[File Photo] Zimbabwe’s new interim President Emmerson Mnangagwa reviews the honour guard for the first time as president after being sworn-in during a ceremony at the National Sports Stadium in Harare, on November 24 2017.
Emmerson Mnangagwa was sworn in as Zimbabwe’s president on November 24, marking the final chapter of a political drama that toppled his predecessor Robert Mugabe after a military takeover.

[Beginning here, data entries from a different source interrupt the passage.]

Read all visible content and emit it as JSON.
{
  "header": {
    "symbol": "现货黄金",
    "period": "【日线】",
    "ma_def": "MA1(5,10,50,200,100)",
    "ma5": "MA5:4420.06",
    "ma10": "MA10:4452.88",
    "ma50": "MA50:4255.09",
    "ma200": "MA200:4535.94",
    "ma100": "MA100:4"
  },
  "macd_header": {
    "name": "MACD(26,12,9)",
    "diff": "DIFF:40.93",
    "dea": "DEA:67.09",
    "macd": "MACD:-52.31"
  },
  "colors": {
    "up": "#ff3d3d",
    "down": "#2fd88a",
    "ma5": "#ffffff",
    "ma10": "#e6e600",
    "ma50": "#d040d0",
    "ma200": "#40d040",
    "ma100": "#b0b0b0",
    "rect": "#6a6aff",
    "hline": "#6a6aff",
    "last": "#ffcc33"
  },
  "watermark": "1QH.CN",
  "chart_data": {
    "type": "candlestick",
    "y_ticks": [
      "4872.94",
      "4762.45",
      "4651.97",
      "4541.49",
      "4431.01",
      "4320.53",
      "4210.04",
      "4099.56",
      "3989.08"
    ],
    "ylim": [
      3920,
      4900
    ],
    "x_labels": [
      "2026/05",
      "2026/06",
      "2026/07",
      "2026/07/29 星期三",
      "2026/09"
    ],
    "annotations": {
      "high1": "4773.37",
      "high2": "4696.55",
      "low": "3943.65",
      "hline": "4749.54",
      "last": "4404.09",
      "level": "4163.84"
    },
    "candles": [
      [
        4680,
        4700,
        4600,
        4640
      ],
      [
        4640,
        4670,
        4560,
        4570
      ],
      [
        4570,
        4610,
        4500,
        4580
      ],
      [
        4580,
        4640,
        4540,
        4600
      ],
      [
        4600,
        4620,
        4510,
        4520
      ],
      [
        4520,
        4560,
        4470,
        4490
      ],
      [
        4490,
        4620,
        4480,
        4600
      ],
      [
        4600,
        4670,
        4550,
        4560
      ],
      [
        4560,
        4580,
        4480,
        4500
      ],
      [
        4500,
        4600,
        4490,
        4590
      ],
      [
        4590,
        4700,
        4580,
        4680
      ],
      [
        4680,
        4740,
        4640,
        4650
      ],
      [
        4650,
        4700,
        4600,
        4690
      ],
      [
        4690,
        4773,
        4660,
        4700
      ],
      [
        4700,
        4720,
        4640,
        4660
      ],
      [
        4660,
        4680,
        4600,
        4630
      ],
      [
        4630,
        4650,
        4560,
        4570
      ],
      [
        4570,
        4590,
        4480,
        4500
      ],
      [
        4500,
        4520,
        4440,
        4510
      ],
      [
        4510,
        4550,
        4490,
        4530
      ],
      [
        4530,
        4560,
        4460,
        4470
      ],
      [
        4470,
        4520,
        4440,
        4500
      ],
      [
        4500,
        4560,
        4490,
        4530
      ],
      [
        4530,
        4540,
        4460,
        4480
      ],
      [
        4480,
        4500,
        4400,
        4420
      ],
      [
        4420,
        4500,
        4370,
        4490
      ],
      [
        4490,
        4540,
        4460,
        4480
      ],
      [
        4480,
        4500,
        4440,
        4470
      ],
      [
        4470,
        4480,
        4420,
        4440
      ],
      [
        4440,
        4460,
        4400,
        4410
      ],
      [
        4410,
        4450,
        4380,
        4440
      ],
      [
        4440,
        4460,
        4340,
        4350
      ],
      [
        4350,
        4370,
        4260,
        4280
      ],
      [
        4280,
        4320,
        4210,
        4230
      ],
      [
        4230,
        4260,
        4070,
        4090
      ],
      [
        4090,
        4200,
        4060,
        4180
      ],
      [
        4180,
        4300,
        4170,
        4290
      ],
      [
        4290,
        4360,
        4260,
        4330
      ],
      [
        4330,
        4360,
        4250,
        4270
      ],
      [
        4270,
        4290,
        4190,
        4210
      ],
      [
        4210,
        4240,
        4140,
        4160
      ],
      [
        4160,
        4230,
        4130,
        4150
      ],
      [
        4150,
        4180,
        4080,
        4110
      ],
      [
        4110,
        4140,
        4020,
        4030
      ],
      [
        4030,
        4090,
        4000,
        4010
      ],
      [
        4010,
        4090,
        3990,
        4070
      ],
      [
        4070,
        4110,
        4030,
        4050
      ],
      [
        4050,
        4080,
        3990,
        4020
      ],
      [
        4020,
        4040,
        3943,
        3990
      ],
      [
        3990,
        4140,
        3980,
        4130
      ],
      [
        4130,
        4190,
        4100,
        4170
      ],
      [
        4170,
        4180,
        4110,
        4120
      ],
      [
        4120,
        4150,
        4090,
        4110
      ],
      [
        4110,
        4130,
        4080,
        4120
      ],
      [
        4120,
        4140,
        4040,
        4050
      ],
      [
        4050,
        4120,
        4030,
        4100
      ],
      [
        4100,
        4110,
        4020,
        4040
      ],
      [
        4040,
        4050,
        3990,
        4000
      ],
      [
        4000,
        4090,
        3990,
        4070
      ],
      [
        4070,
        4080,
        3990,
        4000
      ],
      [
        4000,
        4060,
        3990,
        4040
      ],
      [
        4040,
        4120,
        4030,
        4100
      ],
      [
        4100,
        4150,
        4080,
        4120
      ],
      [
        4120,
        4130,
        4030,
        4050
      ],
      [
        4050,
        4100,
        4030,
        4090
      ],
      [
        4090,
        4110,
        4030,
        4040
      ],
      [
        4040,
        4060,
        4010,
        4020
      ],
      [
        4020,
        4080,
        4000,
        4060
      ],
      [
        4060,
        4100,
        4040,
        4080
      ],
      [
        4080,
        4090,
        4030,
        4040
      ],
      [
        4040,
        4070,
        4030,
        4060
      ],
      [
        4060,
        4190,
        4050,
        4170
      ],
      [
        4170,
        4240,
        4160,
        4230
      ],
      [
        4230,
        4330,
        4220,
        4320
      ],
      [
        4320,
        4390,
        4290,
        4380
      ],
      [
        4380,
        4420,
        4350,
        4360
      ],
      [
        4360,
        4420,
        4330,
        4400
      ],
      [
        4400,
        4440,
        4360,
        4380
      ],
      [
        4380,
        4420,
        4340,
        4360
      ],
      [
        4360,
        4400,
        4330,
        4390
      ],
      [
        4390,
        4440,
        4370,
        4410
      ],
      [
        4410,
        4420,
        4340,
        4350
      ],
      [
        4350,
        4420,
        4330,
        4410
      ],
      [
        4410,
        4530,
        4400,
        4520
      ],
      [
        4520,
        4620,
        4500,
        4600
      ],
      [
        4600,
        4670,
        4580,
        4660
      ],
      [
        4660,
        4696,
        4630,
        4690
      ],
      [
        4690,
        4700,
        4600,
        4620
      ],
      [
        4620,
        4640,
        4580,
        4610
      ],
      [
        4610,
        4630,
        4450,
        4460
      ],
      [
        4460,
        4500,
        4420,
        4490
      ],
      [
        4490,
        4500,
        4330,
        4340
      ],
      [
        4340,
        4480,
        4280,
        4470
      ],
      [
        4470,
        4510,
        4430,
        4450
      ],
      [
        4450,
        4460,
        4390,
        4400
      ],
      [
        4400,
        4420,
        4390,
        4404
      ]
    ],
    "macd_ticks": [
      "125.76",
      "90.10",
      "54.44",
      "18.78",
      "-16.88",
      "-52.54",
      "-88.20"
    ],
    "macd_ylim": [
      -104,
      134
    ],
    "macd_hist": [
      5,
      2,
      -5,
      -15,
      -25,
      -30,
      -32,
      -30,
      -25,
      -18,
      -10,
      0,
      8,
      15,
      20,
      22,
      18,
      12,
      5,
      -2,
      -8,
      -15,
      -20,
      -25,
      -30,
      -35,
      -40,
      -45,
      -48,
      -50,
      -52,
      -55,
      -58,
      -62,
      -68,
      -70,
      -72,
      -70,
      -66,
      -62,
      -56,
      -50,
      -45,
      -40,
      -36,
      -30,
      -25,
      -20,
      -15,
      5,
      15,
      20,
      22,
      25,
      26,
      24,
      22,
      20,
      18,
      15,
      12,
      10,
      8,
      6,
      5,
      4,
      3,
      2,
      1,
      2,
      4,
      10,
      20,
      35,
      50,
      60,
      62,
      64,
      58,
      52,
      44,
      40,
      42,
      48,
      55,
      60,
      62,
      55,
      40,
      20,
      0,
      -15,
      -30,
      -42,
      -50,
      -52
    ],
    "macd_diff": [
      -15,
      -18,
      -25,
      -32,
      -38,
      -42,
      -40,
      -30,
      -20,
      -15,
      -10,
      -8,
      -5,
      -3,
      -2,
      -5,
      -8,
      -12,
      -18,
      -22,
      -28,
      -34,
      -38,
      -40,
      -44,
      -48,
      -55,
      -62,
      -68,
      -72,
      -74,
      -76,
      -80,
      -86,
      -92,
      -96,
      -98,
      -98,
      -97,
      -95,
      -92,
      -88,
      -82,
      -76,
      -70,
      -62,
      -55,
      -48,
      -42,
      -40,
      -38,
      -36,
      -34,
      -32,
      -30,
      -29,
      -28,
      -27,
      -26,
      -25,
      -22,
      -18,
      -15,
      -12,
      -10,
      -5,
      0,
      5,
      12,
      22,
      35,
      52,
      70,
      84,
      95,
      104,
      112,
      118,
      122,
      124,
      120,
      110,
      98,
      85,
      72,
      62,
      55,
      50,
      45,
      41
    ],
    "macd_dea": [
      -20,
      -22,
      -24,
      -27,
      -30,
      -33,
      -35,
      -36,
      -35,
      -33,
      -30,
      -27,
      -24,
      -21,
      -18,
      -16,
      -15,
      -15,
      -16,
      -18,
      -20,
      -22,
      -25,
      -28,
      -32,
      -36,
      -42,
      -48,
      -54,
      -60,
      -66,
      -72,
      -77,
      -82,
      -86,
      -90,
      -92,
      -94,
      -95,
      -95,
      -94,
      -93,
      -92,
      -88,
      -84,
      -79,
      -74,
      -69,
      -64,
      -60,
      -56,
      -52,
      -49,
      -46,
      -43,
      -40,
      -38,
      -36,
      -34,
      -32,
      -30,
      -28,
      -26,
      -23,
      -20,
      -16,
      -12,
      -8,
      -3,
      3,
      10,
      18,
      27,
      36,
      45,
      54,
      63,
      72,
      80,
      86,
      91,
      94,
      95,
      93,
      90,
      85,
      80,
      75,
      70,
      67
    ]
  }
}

Mnangagwa, until recently one of Mugabe’s closest allies, took the oath of office at the national sports stadium on the outskirts of Harare to an explosion of cheering from the full-to-capacity crowd.
/ AFP PHOTO / Jekesai NJIKIZANA
The United Nations on Saturday threw its support behind new elections in Zimbabwe set for July and urged the government to kickstart the African nation’s economy as an “urgent priority”.
Achim Steiner, administrator for the United Nations Development Programme (UNDP), was in Harare as part of a three-day trip that saw him meet Zimbabwe’s President Emmerson Mnangagwa.
“UNDP is committed to continue supporting the preparatory process for the elections and economic recovery efforts,” Steiner told reporters.
Presidential polls are due by the end of August, when Mnangagwa will face his first major test after taking over from long-time strongman Robert Mugabe, who resigned in November after four decades in office.
Among Mnangagwa’s long to-do list is settling Zimbabwe’s flailing economy, which battled with hyperinflation during Mugabe’s time.
“It is clear from my discussions with the president and government officials that jump-starting Zimbabwe’s economic recovery is an urgent priority,” Steiner said.
“We commend steps being taken by government in terms of policy and legal reforms to improve the ease of doing business.”
Steiner said the UN last year provided more than $400 million (325 million euros) to Zimbabwe through donors across several sectors including health and environment.
Mugabe this week in an interview said he was removed from power through a “coup d’etat”, prompting Mnangagwa to declare the country “has moved on” from his former boss.
On Saturday Mnangagwa met new South African President Cyril Ramaphosa in Harare and repeated his pledge to hold free, fair and credible elections.
“As a nation, party and government we are looking to very peaceful, transparent and free elections in July this year,” Mnangagwa said.